Bootstrap Percolation
09 Dec 2016Imagine a disease that spreads as follows: You become infected if you know two people that are contaminated. We can model a group of people by a graph \(G\). People being vertices and relationships being edges. One can now ask the question: What is the minimum number of infected people in the beginning, so that everybody becomes contaminated? We are assuming that a person remains contaminated once infected. The corresponding decision problem is \(NP\)-complete in general graphs and is therefore unlikely to have an easy and compact answer.

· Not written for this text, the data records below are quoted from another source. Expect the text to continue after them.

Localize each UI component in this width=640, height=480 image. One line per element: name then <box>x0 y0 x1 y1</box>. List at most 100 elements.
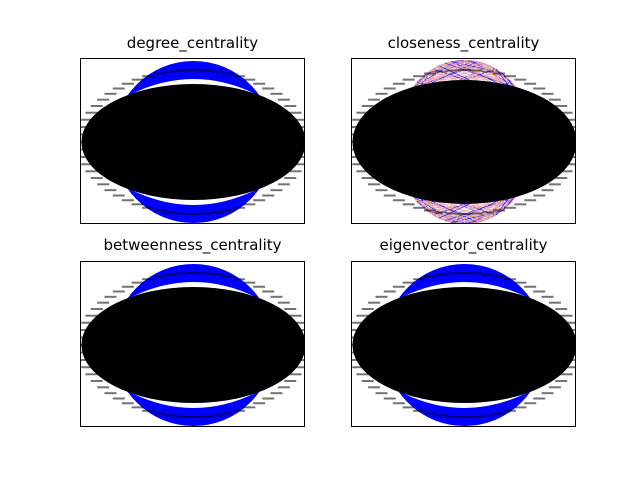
node-label-mark <box>296 329 304 332</box>
node-label-mark <box>232 75 245 78</box>
node-label-mark <box>81 118 94 121</box>
node-label-mark <box>81 336 89 339</box>
node-label-mark <box>392 82 405 85</box>
node-label-mark <box>104 295 117 298</box>
node-label-mark <box>199 212 212 215</box>
node-label-mark <box>164 273 177 276</box>
node-label-mark <box>514 203 527 206</box>
node-label-mark <box>299 141 304 143</box>
node-label-mark <box>361 380 374 382</box>
node-label-mark <box>142 409 155 412</box>
node-label-mark <box>131 203 144 206</box>
node-label-mark <box>446 272 459 275</box>
node-label-mark <box>289 170 302 173</box>
node-label-mark <box>121 285 134 288</box>
node-label-mark <box>199 69 212 72</box>
node-label-mark <box>458 416 471 418</box>
node-label-mark <box>262 194 275 197</box>
node-label-mark <box>567 155 575 158</box>
label-fringe <box>81 69 304 215</box>
node-label-mark <box>81 321 94 324</box>
node-label-mark <box>299 344 304 346</box>
node-label-mark <box>541 189 554 192</box>
node-label-mark <box>555 177 568 179</box>
node-label-mark <box>423 275 436 278</box>
node-label-mark <box>375 392 388 395</box>
node-label-mark <box>81 351 89 354</box>
node-label-mark <box>90 177 103 179</box>
node-label-mark <box>164 211 177 214</box>
node-label-mark <box>564 366 575 369</box>
node-label-mark <box>121 82 134 85</box>
node-label-mark <box>493 412 506 415</box>
node-label-mark <box>187 213 200 215</box>
node-label-mark <box>569 351 575 354</box>
node-label-mark <box>493 209 506 212</box>
node-label-mark <box>81 141 88 143</box>
node-label-mark <box>81 163 94 166</box>
node-label-mark <box>81 148 89 151</box>
node-label-mark <box>253 199 266 202</box>
edge-line <box>454 222 456 223</box>
node-label-mark <box>402 406 415 409</box>
panel-title-eigenvector: eigenvector_centrality <box>379 236 548 254</box>
panel-axes-betweenness <box>80 261 305 427</box>
network-graph-betweenness <box>81 264 304 426</box>
panel-axes-degree <box>80 58 305 224</box>
node-label-mark <box>470 272 483 275</box>
node-label-mark <box>199 272 212 275</box>
node-label-mark <box>97 386 110 389</box>
node-label-mark <box>352 118 365 121</box>
node-label-mark <box>81 126 91 129</box>
node-label-mark <box>243 406 256 409</box>
node-label-mark <box>142 278 155 281</box>
node-label-mark <box>112 194 125 197</box>
node-label-mark <box>296 126 304 129</box>
node-label-mark <box>298 133 304 136</box>
node-label-mark <box>81 329 91 332</box>
node-label-mark <box>560 314 573 317</box>
node-label-mark <box>253 82 266 85</box>
node-label-mark <box>392 199 405 202</box>
node-label-mark <box>541 392 554 395</box>
node-label-mark <box>361 105 374 107</box>
node-label-mark <box>368 301 381 304</box>
panel-axes-closeness <box>351 58 576 224</box>
node-label-mark <box>262 87 275 90</box>
node-label-mark <box>232 206 245 209</box>
node-label-mark <box>97 183 110 186</box>
node-label-mark <box>284 105 297 107</box>
label-fringe <box>352 69 575 215</box>
node-label-mark <box>352 148 360 151</box>
node-label-mark <box>352 321 365 324</box>
node-label-mark <box>564 163 575 166</box>
node-label-mark <box>435 211 448 214</box>
node-label-mark <box>298 148 304 151</box>
node-label-mark <box>296 155 304 158</box>
node-label-mark <box>503 206 516 209</box>
node-label-mark <box>81 366 94 369</box>
node-label-mark <box>289 373 302 376</box>
network-graph-closeness <box>352 59 575 223</box>
node-label-mark <box>222 72 235 75</box>
node-label-mark <box>368 386 381 389</box>
node-label-mark <box>152 275 165 278</box>
node-label-mark <box>81 155 91 158</box>
node-label-mark <box>514 281 527 284</box>
node-label-mark <box>243 281 256 284</box>
node-label-mark <box>152 72 165 75</box>
node-label-mark <box>435 70 448 73</box>
node-label-mark <box>187 416 200 418</box>
node-label-mark <box>383 397 396 400</box>
node-label-mark <box>142 206 155 209</box>
label-fringe <box>352 272 575 418</box>
node-label-mark <box>232 409 245 412</box>
node-label-mark <box>383 87 396 90</box>
node-label-mark <box>567 358 575 361</box>
node-label-mark <box>352 133 360 136</box>
node-label-mark <box>413 206 426 209</box>
node-label-mark <box>104 392 117 395</box>
node-label-mark <box>555 308 568 310</box>
node-label-mark <box>493 72 506 75</box>
node-label-mark <box>131 406 144 409</box>
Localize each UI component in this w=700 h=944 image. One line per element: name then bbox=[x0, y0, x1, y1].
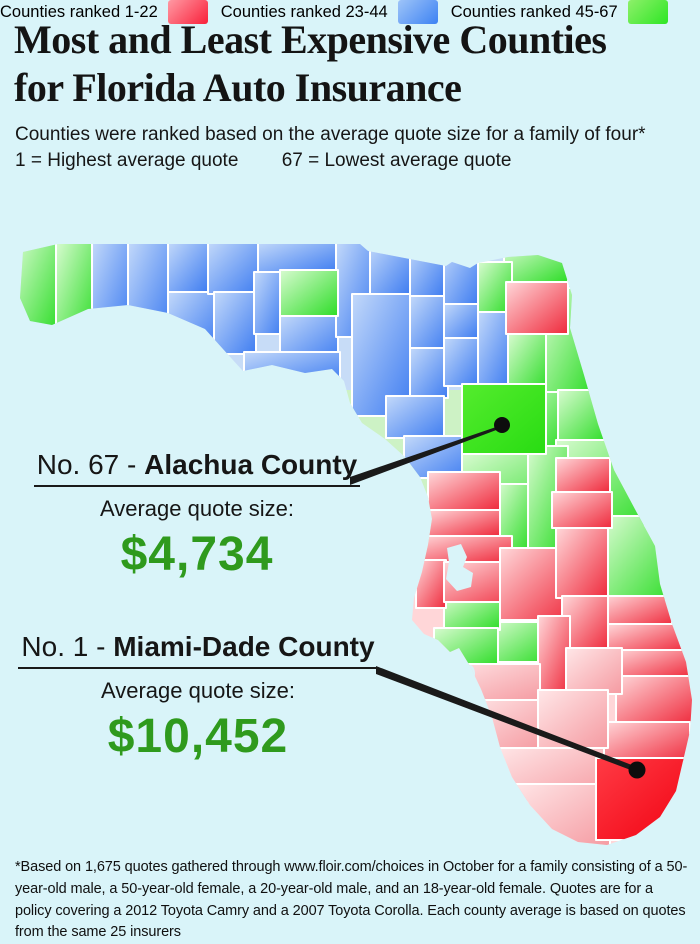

What about simpler graphs such as grids? In multidimensional grids the problem has been introduced by statisical physics as bootstrap percolation and has a large literature. Let us look at the planar \(n \times n\) grid. Here it is quite easy to find a set of \(n\) vertices that will eventually cover the graph. A diagonal is sufficient. The following theorem, which is part of the folklore, shows that \(n\) is all that we can hope for. Let the cover number be the minimum number of diseased vertices that one needs in order to contaminate the whole graph. For convenience and historic reasons we will be seeing the grid as board.
Theorem. The cover number of the \(n \times n\) grid is \(n\).
Proof. Contaminating the diagonal of the board proves the upper bound. For the lower bound we make use of the invariant method: the perimeter of the contaminated part of the board can never decrease when we apply the 2-neighbour rule. As the perimeter of the board needs to be \(4n\) in the end, we need at least \(n\) contaminated squares in the beginning. \(\square\)
I would have probably looked for this kind of argument for a very very long time. Erdős might have said that this proof is from the book.